Plotseling gaat de deur open, het licht aan en komt meneer Pieters binnen. Ik wil nog naar hem roepen dat hij moet oppassen voor de grote hond. Maar juist als ik dat wil doen zie ik dat de hond al kwispelend op hem afloopt en hij een lieve knuffel van Pieters krijgt. Dan kijkt Pieters mij aan en op dat moment lopen de tranen over mijn wangen en begin ik onbedaarlijk te huilen. Pieters schrikt en zegt nog: ‘Ach kereltje toch.’ Hij komt voor me zitten, de hond naast hem en probeert me te troosten. ‘Zat je hier zo alleen met deze grote hond?’ Ik knik. ‘En was je zo bang?’ Weer een knikkend Gertje. ‘Ach jongen toch en het is zo’n lieve hond.’ En terwijl hij dat zegt voel ik opeens de natte tong van de herder op mijn hand. ‘Jij had hier niet moeten zitten, dat was fout van ons, dat spijt me’, hoor ik Pieters zeggen. We lopen daarna terug naar mijn kamer en ik kruip in mijn bed. ‘Ga maar lekker slapen’, zegt Pieters dan, terwijl ik nog een aai over mijn bol krijg.

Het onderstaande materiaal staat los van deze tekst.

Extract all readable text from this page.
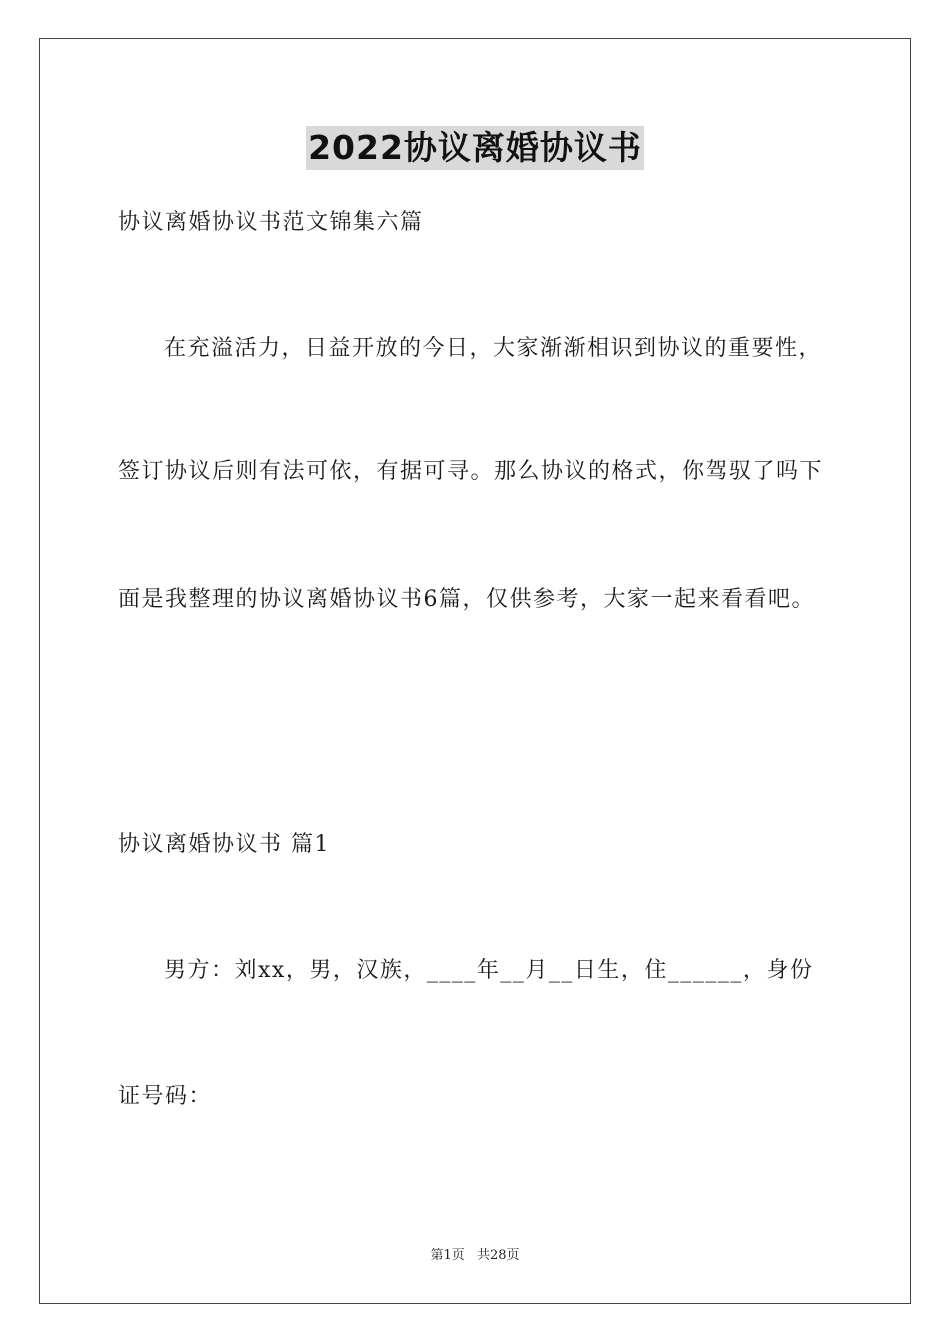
2022协议离婚协议书
协议离婚协议书范文锦集六篇
在充溢活力，日益开放的今日，大家渐渐相识到协议的重要性，
签订协议后则有法可依，有据可寻。那么协议的格式，你驾驭了吗下
面是我整理的协议离婚协议书6篇，仅供参考，大家一起来看看吧。
协议离婚协议书 篇1
男方：刘xx，男，汉族，____年__月__日生，住______，身份
证号码：
第1页 共28页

Als hij de deur achter zich dicht doet, hoor ik opeens de stem van Jan: ‘Gert, waar was je, is alles goed Gert?’ Maar ik zeg niks en lig diepverscholen in mijn slaapzak om daarna snel in slaap te vallen.
We zijn nu bijna beneden en ik kijk nog eens omhoog naar de Jugendherberge. Het is werkelijk een prachtig plaatje en inderdaad een geweldige locatie voor zo’n herberg. ‘Mooi hè pap’, zegt Jesse, waarna ik hem liefdevol toeknik.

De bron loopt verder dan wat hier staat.